唐澤:オーナーシップを持たせていくというのがWeb3っぽいなとお話を伺っていて思ったのですが、具体的に何ができるのかっておそらくイメージつかない人が多い気がしています。差し支えない範囲で、100〜200人のコミュニティを作ってその人たちにいろいろな決定権やオーナーシップを持たせ、その人達が一緒にStoreを育てていくみたいなことを考えた時に、何をどこまで関与できるものなんですか?
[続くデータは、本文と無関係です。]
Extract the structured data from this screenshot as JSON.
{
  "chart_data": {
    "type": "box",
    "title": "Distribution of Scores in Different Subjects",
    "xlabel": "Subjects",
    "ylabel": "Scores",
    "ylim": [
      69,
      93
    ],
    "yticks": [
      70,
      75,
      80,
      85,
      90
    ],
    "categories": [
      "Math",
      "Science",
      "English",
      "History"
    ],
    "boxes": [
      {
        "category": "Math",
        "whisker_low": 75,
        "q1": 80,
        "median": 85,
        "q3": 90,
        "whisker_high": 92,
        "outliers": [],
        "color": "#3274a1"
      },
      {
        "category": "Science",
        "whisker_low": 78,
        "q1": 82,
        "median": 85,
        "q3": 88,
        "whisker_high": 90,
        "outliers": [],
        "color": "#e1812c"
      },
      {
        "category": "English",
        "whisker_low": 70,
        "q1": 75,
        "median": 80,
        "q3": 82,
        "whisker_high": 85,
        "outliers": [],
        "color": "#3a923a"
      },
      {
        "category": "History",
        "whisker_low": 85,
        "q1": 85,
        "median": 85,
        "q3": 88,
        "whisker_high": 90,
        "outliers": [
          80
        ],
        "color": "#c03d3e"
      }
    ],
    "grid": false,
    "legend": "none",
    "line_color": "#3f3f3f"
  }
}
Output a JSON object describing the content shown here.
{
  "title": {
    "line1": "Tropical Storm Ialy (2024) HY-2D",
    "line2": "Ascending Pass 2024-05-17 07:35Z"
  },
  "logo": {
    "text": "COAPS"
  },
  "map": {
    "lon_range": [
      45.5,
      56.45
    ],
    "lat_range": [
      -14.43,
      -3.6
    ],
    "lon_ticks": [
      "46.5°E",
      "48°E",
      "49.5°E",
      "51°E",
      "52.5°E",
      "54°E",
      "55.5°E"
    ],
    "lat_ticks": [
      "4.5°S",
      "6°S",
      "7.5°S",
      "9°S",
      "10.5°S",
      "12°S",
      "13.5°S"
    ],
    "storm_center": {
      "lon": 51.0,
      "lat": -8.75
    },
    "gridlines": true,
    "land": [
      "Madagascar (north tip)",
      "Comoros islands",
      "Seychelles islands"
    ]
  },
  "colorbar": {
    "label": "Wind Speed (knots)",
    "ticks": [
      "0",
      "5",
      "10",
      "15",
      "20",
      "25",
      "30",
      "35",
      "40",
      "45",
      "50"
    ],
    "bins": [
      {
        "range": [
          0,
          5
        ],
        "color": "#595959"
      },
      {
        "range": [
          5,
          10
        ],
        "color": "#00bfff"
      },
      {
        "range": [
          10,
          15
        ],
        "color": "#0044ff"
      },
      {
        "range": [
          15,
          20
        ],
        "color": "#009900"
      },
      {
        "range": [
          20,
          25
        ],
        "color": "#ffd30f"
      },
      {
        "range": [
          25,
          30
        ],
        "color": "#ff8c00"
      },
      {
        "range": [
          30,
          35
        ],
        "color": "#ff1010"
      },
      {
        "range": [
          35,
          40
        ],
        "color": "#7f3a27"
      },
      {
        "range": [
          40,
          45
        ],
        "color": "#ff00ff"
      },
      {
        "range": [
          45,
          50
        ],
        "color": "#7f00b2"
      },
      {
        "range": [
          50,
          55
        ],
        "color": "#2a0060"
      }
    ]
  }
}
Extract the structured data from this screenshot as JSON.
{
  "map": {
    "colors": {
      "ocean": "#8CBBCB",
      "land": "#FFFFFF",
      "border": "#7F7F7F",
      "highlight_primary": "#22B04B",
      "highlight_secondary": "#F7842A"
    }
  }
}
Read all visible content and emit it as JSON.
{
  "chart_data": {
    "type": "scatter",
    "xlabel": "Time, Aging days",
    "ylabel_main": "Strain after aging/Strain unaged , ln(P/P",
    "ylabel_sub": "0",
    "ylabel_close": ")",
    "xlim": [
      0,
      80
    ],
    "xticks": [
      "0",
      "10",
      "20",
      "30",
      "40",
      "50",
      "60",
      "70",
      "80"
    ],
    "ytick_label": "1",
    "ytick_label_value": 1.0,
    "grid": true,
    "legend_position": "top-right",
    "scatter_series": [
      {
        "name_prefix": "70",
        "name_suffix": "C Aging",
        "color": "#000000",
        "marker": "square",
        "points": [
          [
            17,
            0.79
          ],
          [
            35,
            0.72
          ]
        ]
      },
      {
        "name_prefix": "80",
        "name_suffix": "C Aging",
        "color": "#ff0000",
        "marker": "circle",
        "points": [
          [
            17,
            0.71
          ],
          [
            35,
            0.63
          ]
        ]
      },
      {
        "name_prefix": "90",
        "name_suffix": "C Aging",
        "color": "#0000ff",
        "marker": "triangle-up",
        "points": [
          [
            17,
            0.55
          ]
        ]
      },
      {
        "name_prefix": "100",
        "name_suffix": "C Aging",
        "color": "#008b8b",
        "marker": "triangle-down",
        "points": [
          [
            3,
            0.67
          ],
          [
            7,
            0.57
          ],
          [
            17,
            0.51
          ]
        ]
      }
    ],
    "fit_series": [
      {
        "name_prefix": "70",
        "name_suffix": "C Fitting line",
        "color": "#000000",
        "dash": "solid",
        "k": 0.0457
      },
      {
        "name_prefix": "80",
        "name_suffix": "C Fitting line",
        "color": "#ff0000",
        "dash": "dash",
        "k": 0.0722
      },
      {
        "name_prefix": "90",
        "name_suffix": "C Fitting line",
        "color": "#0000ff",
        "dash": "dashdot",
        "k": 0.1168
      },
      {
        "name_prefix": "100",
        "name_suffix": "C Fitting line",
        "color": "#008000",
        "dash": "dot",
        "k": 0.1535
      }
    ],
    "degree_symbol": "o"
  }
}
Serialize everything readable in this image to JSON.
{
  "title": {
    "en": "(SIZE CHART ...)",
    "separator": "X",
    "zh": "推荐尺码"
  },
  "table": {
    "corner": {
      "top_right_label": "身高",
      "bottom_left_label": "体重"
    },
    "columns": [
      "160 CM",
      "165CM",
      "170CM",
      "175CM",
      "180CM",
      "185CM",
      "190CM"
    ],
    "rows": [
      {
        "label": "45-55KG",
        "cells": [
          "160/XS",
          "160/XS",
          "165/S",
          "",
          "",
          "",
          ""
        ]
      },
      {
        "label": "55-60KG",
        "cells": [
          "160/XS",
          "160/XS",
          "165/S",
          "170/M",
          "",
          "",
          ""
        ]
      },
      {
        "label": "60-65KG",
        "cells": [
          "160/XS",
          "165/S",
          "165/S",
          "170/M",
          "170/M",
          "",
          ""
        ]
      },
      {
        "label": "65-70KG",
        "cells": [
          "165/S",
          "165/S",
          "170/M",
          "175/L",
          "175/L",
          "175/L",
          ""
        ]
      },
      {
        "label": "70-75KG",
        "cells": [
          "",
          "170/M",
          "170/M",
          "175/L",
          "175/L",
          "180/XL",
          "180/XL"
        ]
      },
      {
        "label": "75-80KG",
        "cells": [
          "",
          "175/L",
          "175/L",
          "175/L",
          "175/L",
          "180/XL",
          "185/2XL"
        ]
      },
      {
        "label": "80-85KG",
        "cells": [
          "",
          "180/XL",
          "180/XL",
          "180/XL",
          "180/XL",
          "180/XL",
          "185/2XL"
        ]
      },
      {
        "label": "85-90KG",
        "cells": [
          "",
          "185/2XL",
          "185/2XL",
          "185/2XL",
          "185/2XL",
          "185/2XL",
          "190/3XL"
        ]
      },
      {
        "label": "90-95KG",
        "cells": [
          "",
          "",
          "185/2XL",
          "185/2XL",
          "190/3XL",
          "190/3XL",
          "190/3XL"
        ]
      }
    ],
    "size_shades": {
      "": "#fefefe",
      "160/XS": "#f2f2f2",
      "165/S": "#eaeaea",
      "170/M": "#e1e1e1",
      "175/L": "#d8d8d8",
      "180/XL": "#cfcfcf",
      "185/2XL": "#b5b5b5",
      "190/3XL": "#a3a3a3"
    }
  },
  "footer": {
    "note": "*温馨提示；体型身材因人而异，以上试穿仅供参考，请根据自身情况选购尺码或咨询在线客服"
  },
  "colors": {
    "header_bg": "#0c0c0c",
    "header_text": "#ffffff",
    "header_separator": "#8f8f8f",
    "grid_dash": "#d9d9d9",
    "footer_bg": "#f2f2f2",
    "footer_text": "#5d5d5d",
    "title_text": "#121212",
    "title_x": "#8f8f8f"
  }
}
大東:オーナーシップと聞くと、理想的には皆が全部何でもできるみたいなところがあるんですけど、店の運営は楽しくないことが98%くらいなので、我々は楽しいオーナーシップ体験だけを抽出することができるかどうかを考えています。そこに対して我々が今持っている仮説は、本当に一番大事な意思決定に関与できる、店の方向性を決めるレベルの意思決定に関与できることと、オーナーしか見れない機密情報を見ること事ができる、という2つが大事だと思っています。

後者の機密情報に関してはいわゆる売上とかコストとか利益とか在庫情報とかブランドのパフォーマンスとか、これらは必ずしも毎日見るというよりかは「これは俺にしか見れないんだぜ」っていう感覚が大事かなと思っています。もう一つ、店の重要な意思決定というところに関しては、店の名前とかロゴとか音楽とか細かいところも含め、後は一番大事などの商品を選ぶかみたいなところだと思います。

商品も型のベース・SKUで選んでいくと、200人で500の型を選ぶみたいな楽しくない雰囲気になってしまうので、今の仮説としてはブランドリストを用意して、1ブランドあたり10〜20型くらいをブランドからバンドルして用意してもらって、1voteあたり100ポイントくらい持っていて、好きなブランドに20ポイント×5ブランドまで100ポイント×1ブランドなのかDistributeしてもらって、TOP20%のブランドが自動的に選ばれて、細かいマーチャンダイズとかそういったものはプロにDelegateして良い感じに店に並ぶくらいの落とし所が良いのかなと思っています。これはやっていく中でいろいろと変えていくところではあると思うんですけど、今はそのくらいの落とし所が良いんじゃないかと思っています。

唐澤:僕も結構Votingの権利を持たせていくって結構色々なDAOでやったりするんですけども、たまに聞くのは、例えばVoteする人が200人いた時に、自分の一票がどこまで寄与するのか。普通の選挙と一緒で「俺の一票関係無いだろう」みたいな感覚になってしまうケースもあるじゃないですか。強いオーナーシップを持たせてあげるための仕掛けはあるんですか?

大東:重要な意思決定に関わっているかどうかがオーナーシップを感じるかどうかというところから鑑みると、そもそも自分の意思決定が反映されているのかどうかは非常に大事かなと思っています。もちろん参加している人全員が「私の意思決定が全部反映されたか」と言われるとそれは難しいと思っているので、ある程度「TOP20%はこう感じている」とか「残り30%はこれくらい」「残り40%はこれくらい」とかレイヤーがあっても良いかなと思っています。

そこについて我々が打っている手としては、一個一個の店舗のコミュニティの人数を大きくしすぎないことかなと思っています。基本的には店に来れる人がオーナーシップを持っている方がベターなので、変にグローバルで1000人、10000人というよりは100〜200人で留めて、ある程度クローズドなところでやっていく。もちろんその中でもより力が強い人・弱い人は出てくると思うんですけど、一つはある程度数字を限定するところくらいしか今は考えるところが無さそうだなと思っています。

唐澤:すごく分かります。コミュニティって、でかくなるとどんどん濁るというか、1000万人のコミュニティを作っても発言しているのは2%とか、関与しているのはそれくらいなので、逆に言うと、そういうものをたくさん作っていくイメージなんですかね。

大東:そうですね。店舗ごとにコミュニティが存在していて、我々はコミュニティドリブンの店を作ることができるツールを作っているというような感じです。ただまずは手元で自社でスクラッチで一旦証明したいというところですね。